Neblinaphryne

Scientific classification
- Kingdom: Animalia
- Phylum: Chordata
- Class: Amphibia
- Order: Anura
- Superfamily: Hyloidea
- Clade: Brachycephaloidea
- Family: Neblinaphrynidae Fouquet et al., 2024
- Genus: Neblinaphryne Fouquet et al., 2024
- Species: N. mayeri (type species) Fouquet et al., 2024; N. imeri Fouquet et al., 2024;

= Neblinaphryne =

Genus of frogs

Neblinaphryne is a genus of frog in the clade Brachycephaloidea. It contains two species, Neblinaphryne mayeri and Neblinaphryne imeri, and is the only member of the family Neblinaphrynidae. It is endemic to the highest parts of the Cerro de la Neblina tepui on the border of Brazil and Venezuela.

== Etymology ==
The genus name is a combination of neblina, the Portuguese word for mist, and phryne, Greek for toad. The specific name of the type species, N. mayeri, honors Brazilian army general Sinclair James Mayer, who helped organize research expeditions to the Pantepui region.

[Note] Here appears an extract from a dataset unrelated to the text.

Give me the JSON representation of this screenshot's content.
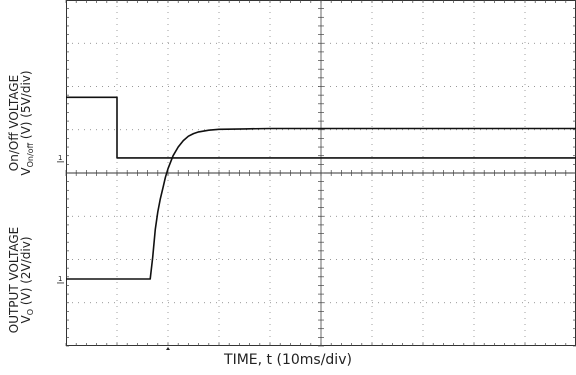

The specific name of the second named species, N. imeri, refererences the discovery of the species in the Imeri mountain massif.

== Taxonomy ==
Neblinaphryne was described in 2024 alongside Caligophryne, another relict frog genus belonging to its own family that is also endemic to the Neblina massif; both are the first frog taxa described simultaneously as a new species, genus, and family since the purple frog (Nasikabatrachus sahyadrensis, Nasikabatrachidae) in 2003. Their persistence in the region supports the hypothesis of the tepuis serving as refugia for early Cenozoic taxa. In its 2024 description, Neblinaphryne was recovered as the sister group to all other Brachycephaloidea aside from Ceuthomantis, diverging from the group near the end of the Paleocene. In a publication later that year describing a second species, N. imeri, the genus was recovered as the earliest-diverging brachycephaloid clade, followed by Ceuthomantis.

== Threats ==
Due to its very restricted range at the highest reaches of the Neblina massif, N. mayeri is thought to be at high risk from climate change and potential introduction of pathogens like the amphibian fungal disease chytridiomycosis, and it has thus been recommended it be classified as critically endangered on the IUCN Red List.